Ryu Jisu's 9,000km Golden Dream Is Finally Here

|7 min read0
Ryu Jisu's bossa nova project Golden Dream connects Korea and Italy through years of remote collaboration.
Ryu Jisu's bossa nova project Golden Dream connects Korea and Italy through years of remote collaboration.

Korean bossa nova artist Ryu Jisu is turning a five-year long-distance collaboration into a global release. Her new single Golden Dream, made with the Italian project band Marchio Bossa, will be released worldwide on July 3 after a creative journey that stretched from Seoul to Bari, Italy, across roughly 9,000 kilometers.

The story behind the song is unusually cinematic for a single release. Ryu and the Italian musicians built their relationship remotely for years, then finally met in person in Bari, where that first face-to-face encounter became part of the emotional foundation for the project.

According to Korean entertainment reports, the collaboration began when Marchio Bossa producer Piero Lombardo encountered a video of Ryu singing for a friend who was battling illness. He was struck by the clarity and analog warmth of her voice, and that discovery eventually led to a cross-border project shaped by bossa nova, Korean soul, and live studio performance.

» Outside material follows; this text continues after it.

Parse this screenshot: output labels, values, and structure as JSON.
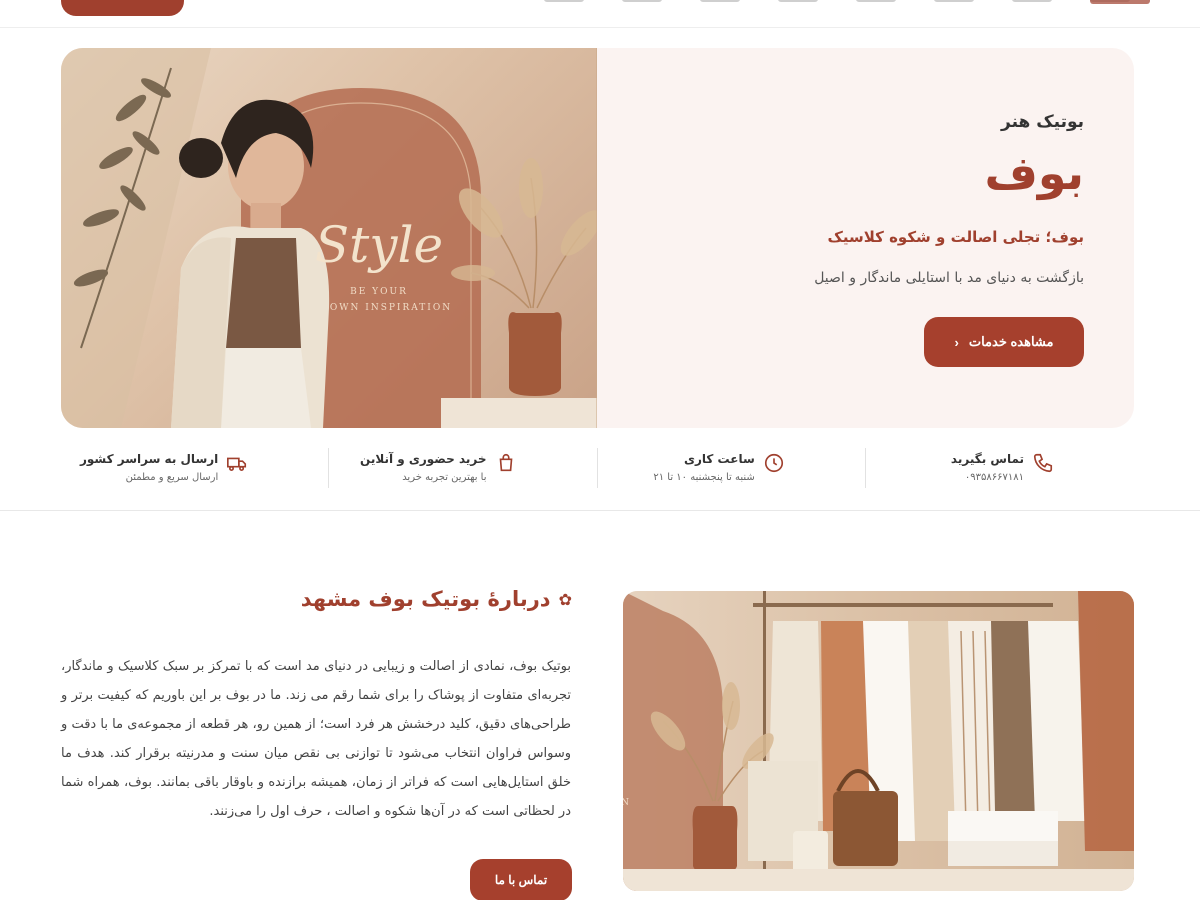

A Five-Year Musical Bond Across 9,000 Kilometers

The release of "Golden Dream" is meaningful because it did not come from a quick label pairing or a short promotional exchange. Ryu Jisu and Marchio Bossa reportedly spent five years communicating online, sharing musical ideas without being able to meet in person. That long build-up gives the single a human story before listeners even hear the first note.

The two sides eventually met in the southern Italian city of Bari, in the region of Puglia. Reports describe the meeting as a deeply emotional moment, with the artists embracing after years of knowing each other only through screens. That moment is being presented not as a side anecdote, but as a central creative force behind the song.

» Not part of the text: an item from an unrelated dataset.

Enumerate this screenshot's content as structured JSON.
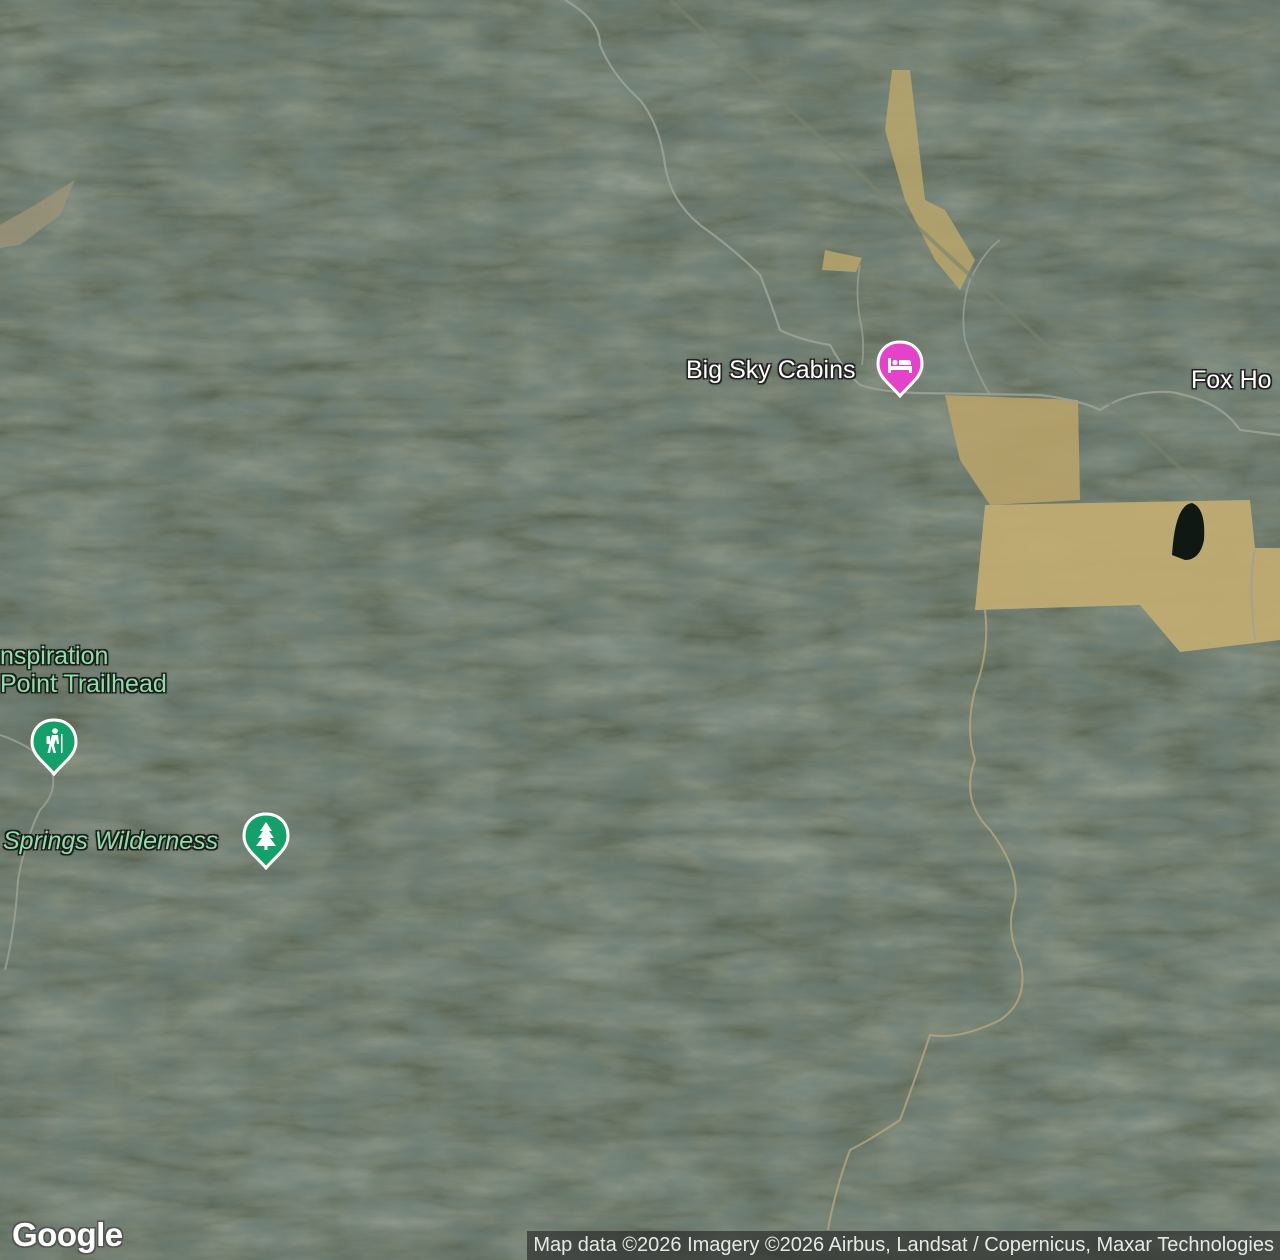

For English-speaking readers who may be discovering Ryu for the first time, she is described in Korean coverage as a Korean soul bossa nova artist with a distinctive analog sensibility. Her collaboration with Marchio Bossa places her within a European bossa nova and jazz network while also framing the track as an example of "K-BOSSA," a hybrid color that blends Brazilian rhythm, Korean emotional nuance, and live European musicianship.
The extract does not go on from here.